Fig. 5. DNA methylation and transcriptional characteristics in BRCA1 hypermethylated and BRCA1-null TNBC.

a Hierarchical clustering (ward.D2 linkage, Euclidean distance) of DNA methylation data (beta-values, heatmap) from 235 SCAN-B cases for 32 CpGs associated with the BRCA1 gene. The 32 CpGs were differentially methylated between 25 BRCA1-null and 57 BRCA1 hypermethylated SCAN-B cases through supervised analysis of Illumina EPIC data. Black sample annotations correspond to hypermethylated cases by pyrosequencing, gray to unmethylated. Gray CpG annotation bars (rows) indicate belonging to the canonical BRCA1 promoter (+500 to −1500 base pairs, chr17:43124984–43126983). BRCA1 mRNA expression (FPKM) is shown for each case as bar plot expression above the CpG heatmap. b Unsupervised hierarchical gene expression-based clustering of 52 BRCA1-null and 57 BRCA1 hypermethylated cases combined from the SCAN-B and Jönsson et al. cohorts using Pearson correlation as distance and Ward.D linkage based on 7224 genes with standard deviation >0.6 in mean-centered expression across all samples. Colored boxes indicate the seven top subclusters defined from the hierarchical tree. TNBCtype subtypes; BL1, basal-like 1: BL 2, basal-like 2: IM, immunomodulatory: M, mesenchymal: MSL, mesenchymal stem-like: UNC, uncertain. PAM50 and TNBCtype subtypes were not available for the Jönsson et al. cases. c Summarized results from consensus clustering, using a range between 3 and 7 cluster solutions (k, columns) and the same gene set and samples as in (b). For each cluster solution, the percentage of BRCA1 hypermethylated (left matrix) and BRCA1-null (right matrix) cases in the different defined clusters are shown (rows). d Principal component analysis based on the expression of the 7224 genes to relate variance in gene expression with BRCA1 status. A more intense red color for a principal component (columns) with a variable (rows) implies a stronger association with variance in expression for that component. Components represent variation in decreasing strength (first component largest variation with contributed percentage variation listed). A variable strongly associated with variation in expression is thus represented by an intense red principal component capturing a high percentage of the variation. All p values reported from statistical tests are two-sided. Source data are provided as a Source Data file.

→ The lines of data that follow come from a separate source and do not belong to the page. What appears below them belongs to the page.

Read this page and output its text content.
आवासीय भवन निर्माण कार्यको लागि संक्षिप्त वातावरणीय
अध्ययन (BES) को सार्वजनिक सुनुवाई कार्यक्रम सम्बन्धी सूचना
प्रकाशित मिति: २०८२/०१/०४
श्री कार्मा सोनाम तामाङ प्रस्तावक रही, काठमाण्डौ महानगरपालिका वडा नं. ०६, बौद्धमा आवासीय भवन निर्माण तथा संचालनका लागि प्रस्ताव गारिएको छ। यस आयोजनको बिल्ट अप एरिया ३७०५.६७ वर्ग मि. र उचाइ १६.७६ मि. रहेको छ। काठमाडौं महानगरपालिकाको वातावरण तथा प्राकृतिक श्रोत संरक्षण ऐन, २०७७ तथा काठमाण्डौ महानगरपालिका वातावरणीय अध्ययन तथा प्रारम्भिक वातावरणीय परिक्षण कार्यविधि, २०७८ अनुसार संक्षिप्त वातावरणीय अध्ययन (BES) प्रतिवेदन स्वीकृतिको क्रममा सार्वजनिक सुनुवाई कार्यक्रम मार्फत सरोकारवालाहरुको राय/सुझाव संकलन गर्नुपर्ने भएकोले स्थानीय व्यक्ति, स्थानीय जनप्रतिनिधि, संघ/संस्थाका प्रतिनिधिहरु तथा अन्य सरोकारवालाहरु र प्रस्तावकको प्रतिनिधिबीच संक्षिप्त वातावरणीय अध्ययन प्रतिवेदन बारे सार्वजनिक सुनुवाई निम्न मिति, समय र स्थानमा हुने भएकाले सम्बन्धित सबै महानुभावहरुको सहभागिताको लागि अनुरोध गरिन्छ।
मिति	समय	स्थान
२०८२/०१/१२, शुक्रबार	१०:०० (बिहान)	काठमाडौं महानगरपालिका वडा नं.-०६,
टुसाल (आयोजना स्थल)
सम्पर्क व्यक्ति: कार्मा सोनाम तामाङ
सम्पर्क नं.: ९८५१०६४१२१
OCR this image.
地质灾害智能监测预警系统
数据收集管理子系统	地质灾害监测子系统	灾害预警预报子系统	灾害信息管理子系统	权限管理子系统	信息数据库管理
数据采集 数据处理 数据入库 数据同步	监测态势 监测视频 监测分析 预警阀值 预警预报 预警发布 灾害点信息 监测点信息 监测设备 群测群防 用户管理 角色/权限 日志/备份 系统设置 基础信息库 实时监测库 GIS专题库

Fig. 6. Immune cell infiltration phenotypes in BRCA1-null and hypermethylated cases.

a PD-L1 scoring of 53 BRCA1 hypermethylated and 25 BRCA1-null SCAN-B cases using the Roche SP-142 antibody that is evaluated in immune cells. To the left, proportion of positive cases (≥1%), to the right distribution of actual PD-L1 scores for the two groups. b Scoring of tumor infiltrating lymphocytes (TILs) in 52 BRCA1 hypermethylated and 24 BRCA1-null SCAN-B cases based on available whole section H&E slides. c Total number of expressed neoantigens per sample as calculated from substitutions by NeoPredPipe for BRCA1-null and BRCA1 hypermethylated SCAN-B cases. d Neoantigens as shown in (c), but stratified for sample groups also by PD-L1 IHC status. Four hypermethylated cases did not have available PD-L1 immunohistochemistry data. All p values reported from statistical tests are two-sided. Source data are provided as a Source Data file.